Ils déclarent maintenir leur demande de récusation.
C O N S I D É R A N T
1. à teneur de
l'article 59 al. 1 let. b CPP, lorsqu'un motif de récusation au sens de
l'article 56
let. f CPP est invoqué, le litige est tranché
sans administration supplémentaire de preuves et définitivement par l'autorité
de recours – soit l'autorité de céans en procédure pénale neuchâteloise (art.

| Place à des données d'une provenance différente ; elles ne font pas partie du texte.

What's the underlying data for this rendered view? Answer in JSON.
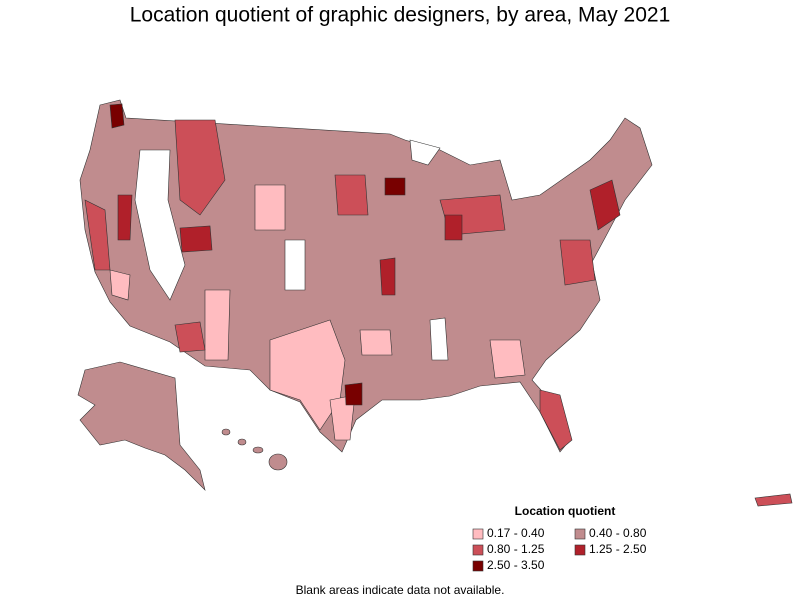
{
  "title": "Location quotient of graphic designers, by area, May 2021",
  "legend": {
    "title": "Location quotient",
    "items": [
      {
        "label": "0.17 - 0.40",
        "color": "#ffbcc0"
      },
      {
        "label": "0.40 - 0.80",
        "color": "#c08c8e"
      },
      {
        "label": "0.80 - 1.25",
        "color": "#cc4f58"
      },
      {
        "label": "1.25 - 2.50",
        "color": "#b0202a"
      },
      {
        "label": "2.50 - 3.50",
        "color": "#780000"
      }
    ]
  },
  "note": "Blank areas indicate data not available."
}
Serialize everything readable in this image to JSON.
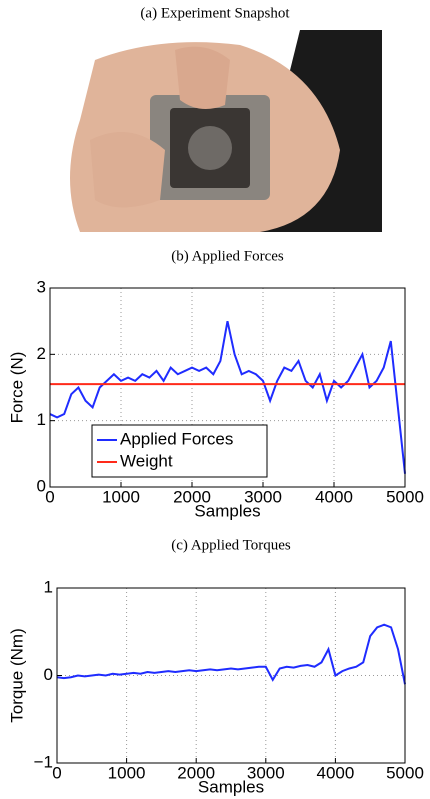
{
  "snapshot": {
    "caption": "(a) Experiment Snapshot"
  },
  "chart_data": [
    {
      "type": "line",
      "title": "(b) Applied Forces",
      "xlabel": "Samples",
      "ylabel": "Force (N)",
      "xlim": [
        0,
        5000
      ],
      "xticks": [
        0,
        1000,
        2000,
        3000,
        4000,
        5000
      ],
      "ylim": [
        0,
        3
      ],
      "yticks": [
        0,
        1,
        2,
        3
      ],
      "grid": true,
      "legend": "lower-left",
      "series": [
        {
          "name": "Applied Forces",
          "color": "#1f2cff",
          "x": [
            0,
            100,
            200,
            300,
            400,
            500,
            600,
            700,
            800,
            900,
            1000,
            1100,
            1200,
            1300,
            1400,
            1500,
            1600,
            1700,
            1800,
            1900,
            2000,
            2100,
            2200,
            2300,
            2400,
            2500,
            2600,
            2700,
            2800,
            2900,
            3000,
            3100,
            3200,
            3300,
            3400,
            3500,
            3600,
            3700,
            3800,
            3900,
            4000,
            4100,
            4200,
            4300,
            4400,
            4500,
            4600,
            4700,
            4800,
            4900,
            5000
          ],
          "values": [
            1.1,
            1.05,
            1.1,
            1.4,
            1.5,
            1.3,
            1.2,
            1.5,
            1.6,
            1.7,
            1.6,
            1.65,
            1.6,
            1.7,
            1.65,
            1.75,
            1.6,
            1.8,
            1.7,
            1.75,
            1.8,
            1.75,
            1.8,
            1.7,
            1.9,
            2.5,
            2.0,
            1.7,
            1.75,
            1.7,
            1.6,
            1.3,
            1.6,
            1.8,
            1.75,
            1.9,
            1.6,
            1.5,
            1.7,
            1.3,
            1.6,
            1.5,
            1.6,
            1.8,
            2.0,
            1.5,
            1.6,
            1.8,
            2.2,
            1.2,
            0.2
          ]
        },
        {
          "name": "Weight",
          "color": "#ff2a1a",
          "x": [
            0,
            5000
          ],
          "values": [
            1.55,
            1.55
          ]
        }
      ]
    },
    {
      "type": "line",
      "title": "(c) Applied Torques",
      "xlabel": "Samples",
      "ylabel": "Torque (Nm)",
      "xlim": [
        0,
        5000
      ],
      "xticks": [
        0,
        1000,
        2000,
        3000,
        4000,
        5000
      ],
      "ylim": [
        -1,
        1
      ],
      "yticks": [
        {
          "value": -1,
          "label": "−1"
        },
        0,
        1
      ],
      "grid": true,
      "series": [
        {
          "name": null,
          "color": "#1f2cff",
          "x": [
            0,
            100,
            200,
            300,
            400,
            500,
            600,
            700,
            800,
            900,
            1000,
            1100,
            1200,
            1300,
            1400,
            1500,
            1600,
            1700,
            1800,
            1900,
            2000,
            2100,
            2200,
            2300,
            2400,
            2500,
            2600,
            2700,
            2800,
            2900,
            3000,
            3100,
            3200,
            3300,
            3400,
            3500,
            3600,
            3700,
            3800,
            3900,
            4000,
            4100,
            4200,
            4300,
            4400,
            4500,
            4600,
            4700,
            4800,
            4900,
            5000
          ],
          "values": [
            -0.02,
            -0.03,
            -0.02,
            0.0,
            -0.01,
            0.0,
            0.01,
            0.0,
            0.02,
            0.01,
            0.02,
            0.03,
            0.02,
            0.04,
            0.03,
            0.04,
            0.05,
            0.04,
            0.05,
            0.06,
            0.05,
            0.06,
            0.07,
            0.06,
            0.07,
            0.08,
            0.07,
            0.08,
            0.09,
            0.1,
            0.1,
            -0.05,
            0.08,
            0.1,
            0.09,
            0.11,
            0.12,
            0.1,
            0.15,
            0.3,
            0.0,
            0.05,
            0.08,
            0.1,
            0.15,
            0.45,
            0.55,
            0.58,
            0.55,
            0.3,
            -0.1
          ]
        }
      ]
    }
  ]
}
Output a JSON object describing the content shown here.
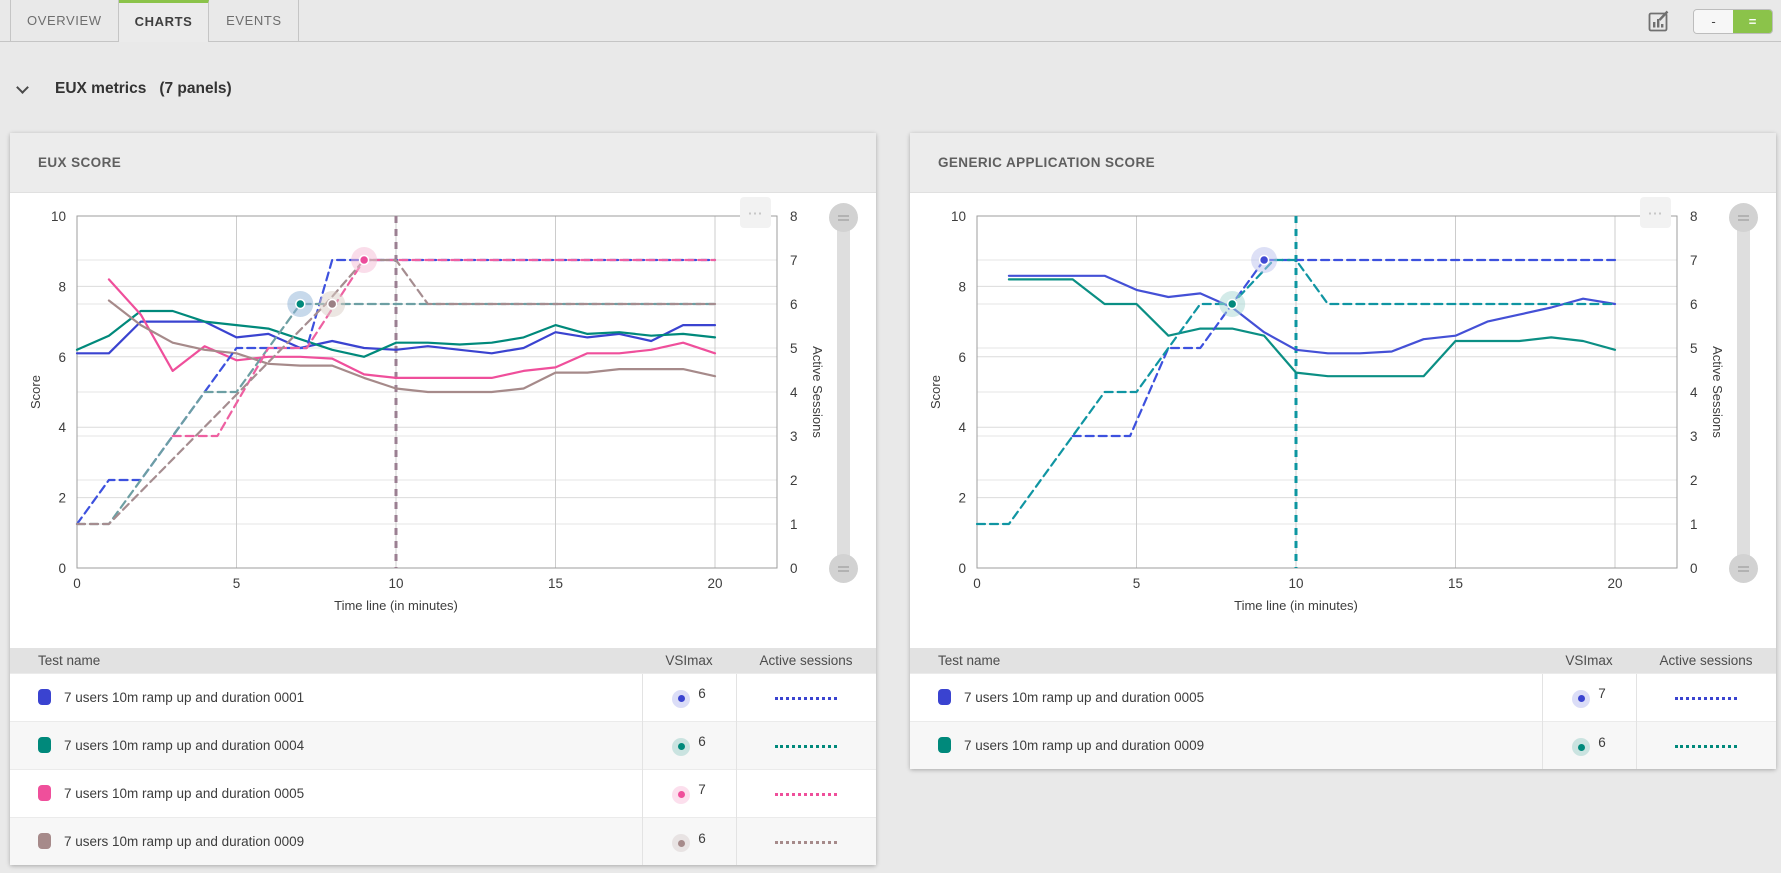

45 de la loi d’organisation judiciaire neuchâteloise [OJN, RSN 161.1]) – lorsque le ministère public est concerné.
Considérants
2.
a)
Conformément à l'article 58 al. 1 CPP, la récusation doit être demandée sans
délai, dès que la partie a connaissance du motif de récusation, c'est-à-dire
dans les jours qui suivent la connaissance de la cause de récusation, sous
peine de déchéance (ATF
140.
I 271 cons. 8.4.3). Pour
déterminer si les réquisits temporels de cette disposition sont satisfaits, il
faut prendre en compte les circonstances d'espèce, ainsi que le stade de la
procédure. Le Tribunal fédéral a jugé qu’ils l’étaient, en présence d’une
demande de récusation déposée dans les sept jours ayant suivi la connaissance
de la cause de récusation, mais qu’ils ne l’étaient pas lorsque cette demande
était formée trois mois, deux mois, deux à trois semaines et respectivement
vingt jours après que son auteur avait pris connaissance du motif de récusation
(arrêt du TF du 28.01.2022 [1B_536/2021]
cons. 3.1 et les arrêts cités, ainsi que cons. 3.2).
b)
En l’espèce, l’ordonnance de non-entrée en matière du 24 janvier 2024 a été
notifiée aux requérants le 25 janvier 2024. Postée le 16 février 2026, soit 22
jours plus tard, la demande de récusation est largement tardive et, partant,
irrecevable, en tant qu’elle se fonde sur le contenu de l’ordonnance de
non-entrée en matière. En tant qu’elle repose sur la connaissance par les
requérants de la relation entre D1________ et le procureur, laquelle
a eu lieu selon eux dans l’après-midi du 14 février 2024, la demande de
récusation a en revanche été formée en temps utile.
3.
L'article 56 let. f CPP impose à toute personne exerçant une fonction au sein
d'une autorité pénale de se récuser « lorsque d'autres motifs,
notamment un rapport d'amitié étroit ou d'inimitié avec une partie ou son
conseil juridique sont de nature à la rendre suspecte de prévention ».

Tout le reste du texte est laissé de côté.